You didn't say, but I assume this is where the problem occurs:
ls -tr $FROM_DIRECTORY/MSCERC*.Z|head -2500 | \
xargs -i sh -c "mv {} $DESTINATION_DIRECTORY"
(You can verify it by adding "set -x" to the top of your script.)
The problem is that the kernel has a fixed maximum size of the total length of the command line given to a new process, and your exceeding that in the ls command. You can work around it by not using globbing and instead using grep:
ls -tr $FROM_DIRECTORY/ | grep '/MSCERC\*\.Z$' |head -2500 | \
xargs -i sh -c "mv {} $DESTINATION_DIRECTORY"
(grep uses regular expressions instead of globs, so the pattern looks a little bit different.)
Change
ls -tr $FROM_DIRECTORY/MSCERC*.Z|head -2500 | \
xargs -i sh -c "mv {} $DESTINATION_DIRECTORY"
do something like the following:
find "$FROM_DIRECTORY" -maxdepth 1 -type f -name 'MSCERC*.Z' -printf '%p\t%T#\n' | sort -k2,2 -r | cut -f1 | head -$NUM_OF_FILES | xargs mv -t "$DESTINATION_DIRECTORY"
This uses find to create a list of files with modification timestamps, sorts by the timestamp, then removes the unneeded field before passing the output to head and xargs
EDIT
Another variant, should work with non GNU utils
find "$FROM_DIRECTORY" -type f -name 'MSCERC*.Z' -printf '%p\t%T#' |sort -k 2,2 -r | cut -f1 | head -$NUM_OF_FILES | xargs -i mv \{\} "$DESTINATION_DIRECTORY"

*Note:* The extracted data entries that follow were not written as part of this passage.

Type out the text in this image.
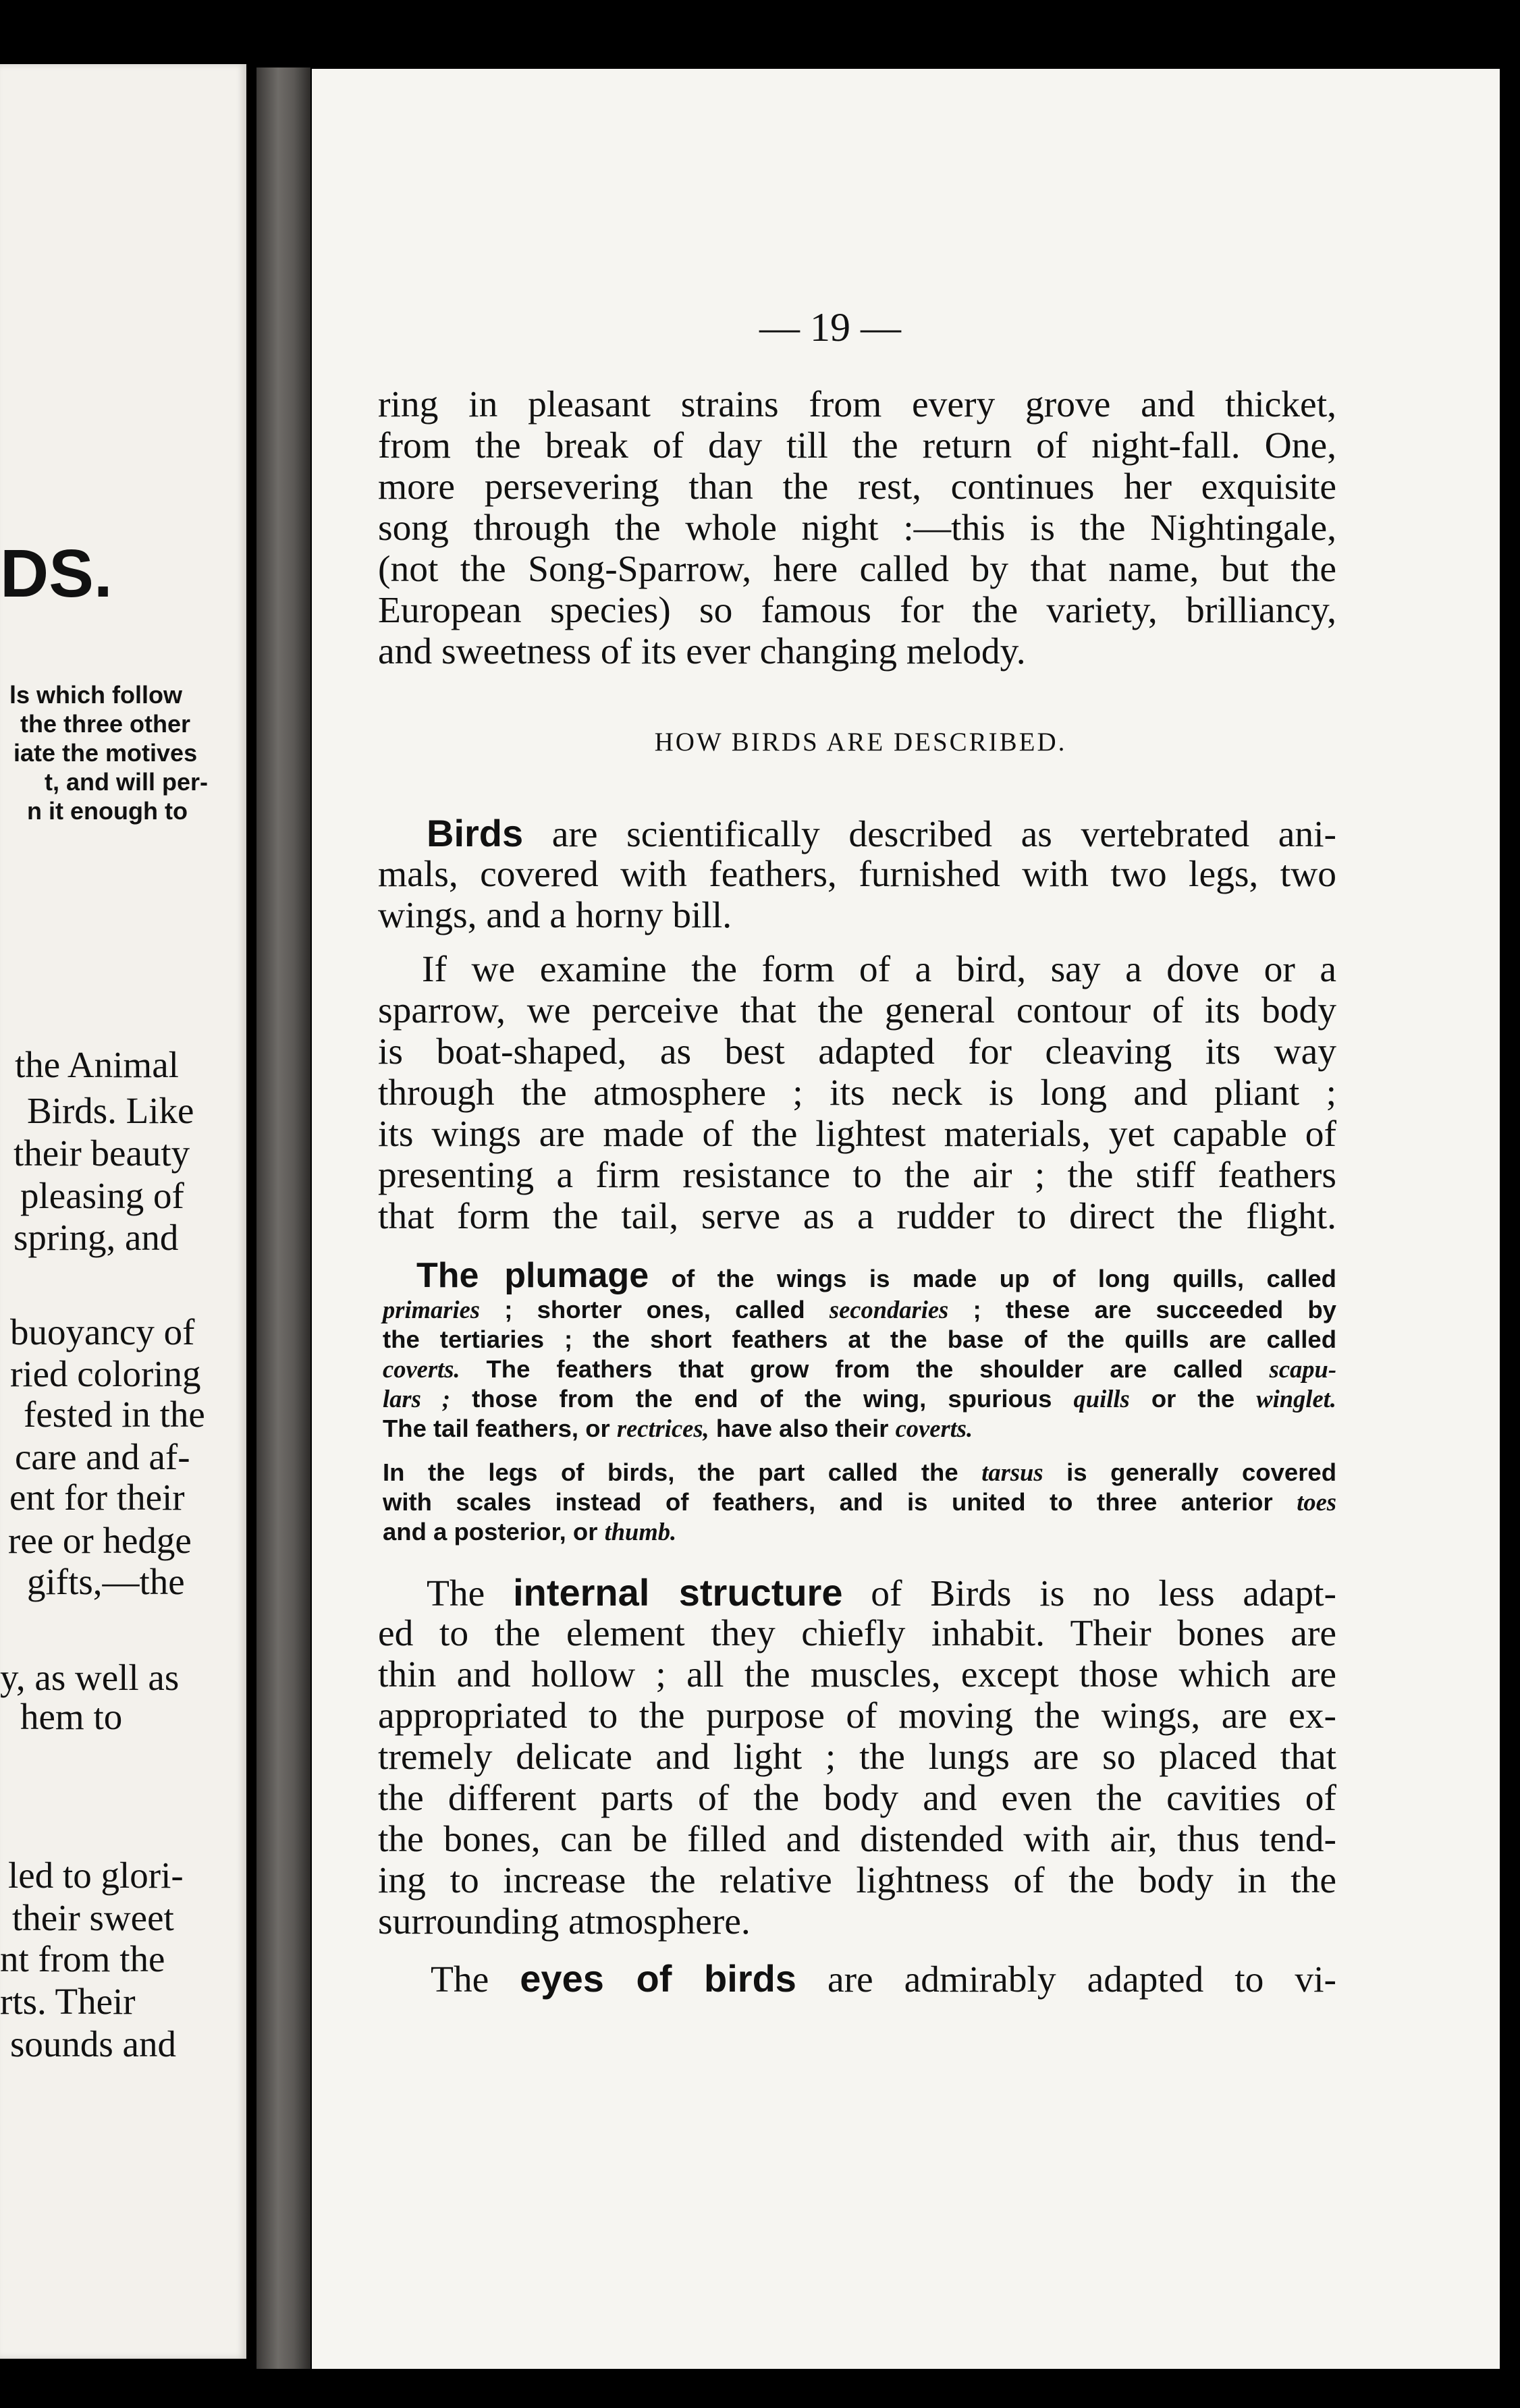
DS.
ls which follow
the three other
iate the motives
t, and will per-
n it enough to
the Animal
Birds. Like
their beauty
pleasing of
spring, and
buoyancy of
ried coloring
fested in the
care and af-
ent for their
ree or hedge
gifts,—the
y, as well as
hem to
led to glori-
their sweet
nt from the
rts. Their
sounds and
— 19 —
ring in pleasant strains from every grove and thicket,
from the break of day till the return of night-fall. One,
more persevering than the rest, continues her exquisite
song through the whole night :—this is the Nightingale,
(not the Song-Sparrow, here called by that name, but the
European species) so famous for the variety, brilliancy,
and sweetness of its ever changing melody.
HOW BIRDS ARE DESCRIBED.
Birds are scientifically described as vertebrated ani-
mals, covered with feathers, furnished with two legs, two
wings, and a horny bill.
If we examine the form of a bird, say a dove or a
sparrow, we perceive that the general contour of its body
is boat-shaped, as best adapted for cleaving its way
through the atmosphere ; its neck is long and pliant ;
its wings are made of the lightest materials, yet capable of
presenting a firm resistance to the air ; the stiff feathers
that form the tail, serve as a rudder to direct the flight.
The plumage of the wings is made up of long quills, called
primaries ; shorter ones, called secondaries ; these are succeeded by
the tertiaries ; the short feathers at the base of the quills are called
coverts. The feathers that grow from the shoulder are called scapu-
lars ; those from the end of the wing, spurious quills or the winglet.
The tail feathers, or rectrices, have also their coverts.
In the legs of birds, the part called the tarsus is generally covered
with scales instead of feathers, and is united to three anterior toes
and a posterior, or thumb.
The internal structure of Birds is no less adapt-
ed to the element they chiefly inhabit. Their bones are
thin and hollow ; all the muscles, except those which are
appropriated to the purpose of moving the wings, are ex-
tremely delicate and light ; the lungs are so placed that
the different parts of the body and even the cavities of
the bones, can be filled and distended with air, thus tend-
ing to increase the relative lightness of the body in the
surrounding atmosphere.
The eyes of birds are admirably adapted to vi-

First of create a backup list of the files to be treated. Then read the backup file line-by-line and heal it. For example
#!/bin/bash
NUM_OF_FILES=2500
FROM_DIRECTORY=/apps/data01/RAID/RC/MD/IN_MSC/ERC/in
DESTINATION_DIRECTORY=/apps/data01/RAID/RC/MD/IN_MSC/ERC/in_load
if [ ! -d $DESTINATION_DIRECTORY ]
then
echo "unused_file directory does not exist!"
mkdir $DESTINATION_DIRECTORY
echo "$DESTINATION_DIRECTORY directory created!"
else
echo "$DESTINATION_DIRECTORY exist!"
fi
echo "Moving $NUM_OF_FILES oldest files to $DESTINATION_DIRECTORY directory"
ls -tr $FROM_DIRECTORY/MSCERC*.Z|head -2500 > list
exec 3<list
while read file <&3
do
mv $file $DESTINATION_DIRECTORY
done
A quick way to fix this would be to change to $FROM_DIRECTORY, so that you can refer the files using (shorter) relative paths.
cd $FROM_DIRECTORY &&
ls -tr MSCERC*.Z|head -2500 |xargs -i sh -c "mv {} $DESTINATION_DIRECTORY"
This is also not entirely fool-proof, if you have too many files that match.